IoT has connected things never previously connected to the internet, such as car engines, resulting in the generation of a large amount of continuous data streams. The following screenshot shows explorative data by IHS of the number of connected devices in billions in future years. Their estimate shows that the number of IoT devices will reach 75.44 billion by 2025:
The reduction in sensor cost, efficient power consumption techniques, a large range of connectivity (infrared, NFC, Bluetooth, Wi-Fi, and so on), and the availability of cloud platforms that support IoT deployment and development are the major reasons for this pervasion of IoT in our homes, personal lives, and industry. This has also motivated companies to think about providing new services and developing new business models. Some examples include the following:
- Airbnb: It connects people so that they can rent out spare rooms and cottages to one another, and it earns the commission.
- Uber: It connects cab drivers with travelers. The location of the traveler is used to assign them to the nearest driver.

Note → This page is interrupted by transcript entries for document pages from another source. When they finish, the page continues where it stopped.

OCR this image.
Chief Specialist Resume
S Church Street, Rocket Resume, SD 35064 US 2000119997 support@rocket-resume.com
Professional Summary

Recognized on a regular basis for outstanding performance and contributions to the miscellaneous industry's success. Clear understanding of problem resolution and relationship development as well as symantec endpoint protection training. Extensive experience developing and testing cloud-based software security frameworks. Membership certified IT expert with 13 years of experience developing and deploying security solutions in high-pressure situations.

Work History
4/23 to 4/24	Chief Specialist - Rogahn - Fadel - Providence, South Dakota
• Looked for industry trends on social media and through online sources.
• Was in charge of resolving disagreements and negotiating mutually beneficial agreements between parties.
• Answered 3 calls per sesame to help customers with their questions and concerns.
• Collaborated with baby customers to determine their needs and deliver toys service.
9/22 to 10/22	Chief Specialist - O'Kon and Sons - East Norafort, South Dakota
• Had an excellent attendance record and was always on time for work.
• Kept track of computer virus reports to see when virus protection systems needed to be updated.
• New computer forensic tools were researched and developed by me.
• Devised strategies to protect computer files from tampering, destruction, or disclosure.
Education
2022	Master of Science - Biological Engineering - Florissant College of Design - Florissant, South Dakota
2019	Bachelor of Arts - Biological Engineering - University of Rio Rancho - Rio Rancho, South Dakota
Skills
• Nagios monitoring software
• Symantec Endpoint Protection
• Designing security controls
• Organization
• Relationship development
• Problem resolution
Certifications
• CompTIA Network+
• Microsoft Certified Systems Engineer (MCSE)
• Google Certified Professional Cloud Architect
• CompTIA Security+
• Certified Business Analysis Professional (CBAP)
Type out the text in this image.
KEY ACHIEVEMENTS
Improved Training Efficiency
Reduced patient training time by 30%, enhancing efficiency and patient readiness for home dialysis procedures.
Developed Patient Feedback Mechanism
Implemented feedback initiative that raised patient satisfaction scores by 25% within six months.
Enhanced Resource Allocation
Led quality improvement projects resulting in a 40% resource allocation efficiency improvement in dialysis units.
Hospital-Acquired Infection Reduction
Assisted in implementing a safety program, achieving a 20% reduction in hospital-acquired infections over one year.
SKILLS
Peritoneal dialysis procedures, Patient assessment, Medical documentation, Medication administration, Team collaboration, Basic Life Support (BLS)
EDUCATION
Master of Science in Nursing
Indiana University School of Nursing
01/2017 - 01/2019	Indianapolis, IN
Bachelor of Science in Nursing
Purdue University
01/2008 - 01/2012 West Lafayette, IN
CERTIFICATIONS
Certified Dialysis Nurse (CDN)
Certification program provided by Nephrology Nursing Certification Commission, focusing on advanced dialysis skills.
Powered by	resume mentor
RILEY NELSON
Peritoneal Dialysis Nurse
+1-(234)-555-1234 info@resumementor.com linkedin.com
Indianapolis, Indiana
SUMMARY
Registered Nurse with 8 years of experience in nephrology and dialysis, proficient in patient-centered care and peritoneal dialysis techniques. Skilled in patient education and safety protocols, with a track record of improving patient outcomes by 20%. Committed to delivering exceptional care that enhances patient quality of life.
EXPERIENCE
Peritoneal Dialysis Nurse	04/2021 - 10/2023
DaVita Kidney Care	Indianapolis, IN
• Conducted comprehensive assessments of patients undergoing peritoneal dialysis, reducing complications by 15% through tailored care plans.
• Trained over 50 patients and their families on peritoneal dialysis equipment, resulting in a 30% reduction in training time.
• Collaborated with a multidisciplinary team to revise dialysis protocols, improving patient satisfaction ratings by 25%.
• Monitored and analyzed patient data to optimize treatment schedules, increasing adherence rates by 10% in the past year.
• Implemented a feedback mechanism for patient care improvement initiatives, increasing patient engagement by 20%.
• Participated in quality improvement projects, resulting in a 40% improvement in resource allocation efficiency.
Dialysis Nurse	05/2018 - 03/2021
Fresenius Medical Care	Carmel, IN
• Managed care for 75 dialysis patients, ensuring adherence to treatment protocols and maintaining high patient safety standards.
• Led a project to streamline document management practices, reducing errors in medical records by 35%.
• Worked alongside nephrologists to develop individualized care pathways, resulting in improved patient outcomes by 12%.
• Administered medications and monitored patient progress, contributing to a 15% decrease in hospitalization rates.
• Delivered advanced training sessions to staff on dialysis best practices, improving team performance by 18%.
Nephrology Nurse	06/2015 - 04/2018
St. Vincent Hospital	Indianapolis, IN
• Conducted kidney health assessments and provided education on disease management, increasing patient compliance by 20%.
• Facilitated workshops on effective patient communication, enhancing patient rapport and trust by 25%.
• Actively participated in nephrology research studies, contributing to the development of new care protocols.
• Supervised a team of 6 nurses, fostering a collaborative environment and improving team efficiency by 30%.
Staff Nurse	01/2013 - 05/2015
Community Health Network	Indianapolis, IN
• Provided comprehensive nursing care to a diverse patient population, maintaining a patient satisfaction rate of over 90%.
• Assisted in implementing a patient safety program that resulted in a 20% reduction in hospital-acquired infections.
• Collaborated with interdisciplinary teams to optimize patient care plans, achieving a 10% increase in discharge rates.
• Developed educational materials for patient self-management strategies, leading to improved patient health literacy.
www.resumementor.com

The amount of data generated in the process is both voluminous and complex, necessitating a big data. Big data approach and IoT are almost made for each other; the two work in conjunction.
Things are continuously generating an enormous amount of data streams that provide their statuses such as temperature, pollution level, geolocation, and proximity. The data generated is in time series format and is autocorrelated. The task becomes challenging because the data is dynamic in nature. Also, the data generated can be analyzed at the edge (sensor or gateway) or cloud. Before sending the data to the cloud, some form of IoT data transformation is performed. This may involve the following:
- Temporal or spatial analysis
- Summarizing the data at the edge
- Aggregation of data
- Correlating data in multiple IoT streams
- Cleaning data
- Filling in the missing values
- Normalizing the data
- Transforming it into different formats acceptable to the cloud
At the edge, complex event processing (CEP) is used to combine data from multiple sources and infer events or patterns.
The data is analyzed using stream analytics, for example, applying analytical tools to the stream of data, but developing the insights and rules used externally in an offline mode. The model is built offline and then applied to the stream of data generated. The data may be handled in different manners:
- Atomic: Single data at a time is used
- Micro batching: Group of data per batch
- Windowing: Data within a timeframe per batch
The stream analytics can be combined with the CEP to combine events over a time frame and correlate patterns to detect special patterns (for example, anomaly or failure).